A campaign to help prevent vulnerable young people in particular from becoming radicalised and drawn into extremism has been launched by East Cambridgeshire District Council.
The 3R campaign stands for “Recognise, Report and Result” and gives partner agencies a simple message about how to support young people at risk of becoming involved in extremist activities.
Partner agencies include secondary schools, Scout and Guide groups, youth clubs, parish councils and other groups working with teenagers and young adults.
The focus is on preventing people from being radicalised before they become involved in any illegal acts. Whilst aimed at all age ranges, the campaign has a major focus on young people.
Neighbourhood Support Officer, Nick Ball, who helped launch the scheme, said: “The 3R campaign is not about catching terrorists, it is about identifying people who may be at risk of radicalisation, and supporting them to change direction in a way that will help them.
“The Council’s campaign will give secondary schools and other groups working with young people the tools to help them spot someone who may be heading into trouble.
“We owe our young people a duty of care to ensure they don’t throw away happy and fulfilling lives by becoming involved in criminal activities that can harm them and others.”
This campaign is in line with the Government’s Prevent strategy which aims to stop young people from joining extremist groups by confronting their opinions with alternative, moderate viewpoints. This work does not criminalise young people, but aims to support them.

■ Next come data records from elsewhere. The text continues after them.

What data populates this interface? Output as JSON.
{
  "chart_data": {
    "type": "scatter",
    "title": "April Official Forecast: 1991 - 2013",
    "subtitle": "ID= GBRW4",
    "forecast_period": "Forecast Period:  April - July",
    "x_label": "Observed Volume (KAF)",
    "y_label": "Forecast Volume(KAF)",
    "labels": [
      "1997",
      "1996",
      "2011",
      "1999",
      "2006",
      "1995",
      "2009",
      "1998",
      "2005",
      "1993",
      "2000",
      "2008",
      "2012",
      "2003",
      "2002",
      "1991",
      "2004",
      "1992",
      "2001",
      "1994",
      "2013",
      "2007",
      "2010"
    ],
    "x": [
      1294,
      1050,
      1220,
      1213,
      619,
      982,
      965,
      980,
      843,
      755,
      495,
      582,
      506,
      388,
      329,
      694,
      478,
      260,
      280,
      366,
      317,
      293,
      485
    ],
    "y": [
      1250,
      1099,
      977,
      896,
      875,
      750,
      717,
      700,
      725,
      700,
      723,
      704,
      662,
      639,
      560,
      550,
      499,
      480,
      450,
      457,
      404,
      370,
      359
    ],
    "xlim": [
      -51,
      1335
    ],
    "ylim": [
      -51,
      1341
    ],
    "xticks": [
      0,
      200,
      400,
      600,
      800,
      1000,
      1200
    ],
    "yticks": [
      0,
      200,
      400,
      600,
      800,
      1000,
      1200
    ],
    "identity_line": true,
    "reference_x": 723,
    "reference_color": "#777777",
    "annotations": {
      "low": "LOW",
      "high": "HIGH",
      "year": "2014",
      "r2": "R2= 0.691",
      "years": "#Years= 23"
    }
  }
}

Radicalisation happens when someone gets drawn into extremism. If someone decides that using fear, terror or violence is justified to achieve ideological, political or social change – this is violent extremism.
Jo Brooks, Director of Operations at ECDC, said: “This is not about singling out certain communities or one group, it is about tackling extremism in all its forms whether it is far right, Islamist, extremist animal rights or other groups who may pose a threat to public safety.
“Quite often it is a vulnerable or lonely teenager who gets hooked into this kind of behaviour online and that’s where community-based support can really make a difference before they get into something more serious.”
Young people who become radicalised do face serious risks to themselves as well as posing a threat to society. At least 70 British jihadis have been killed fighting for the Islamic State terror group. More than 200 have returned and many now face lengthy prison sentences for being involved in terrorist activities. Some have returned with lifechanging injuries.
Meanwhile in 2012 a right wing extremist was given a 21 year sentence for racially motivated mass murder. He is unlikely to ever be released and is expected to die in prison.
Cllr Lis Every, a member of the 3R campaign project board, said: “This campaign aims to provide resources for all those who work with young people and want to help prevent them from taking a wrong turn in their life. It has been created in consultation with Cambridgeshire Police and is supported by the Government. We are very pleased to be able to provide this information and training for our partners and the public.”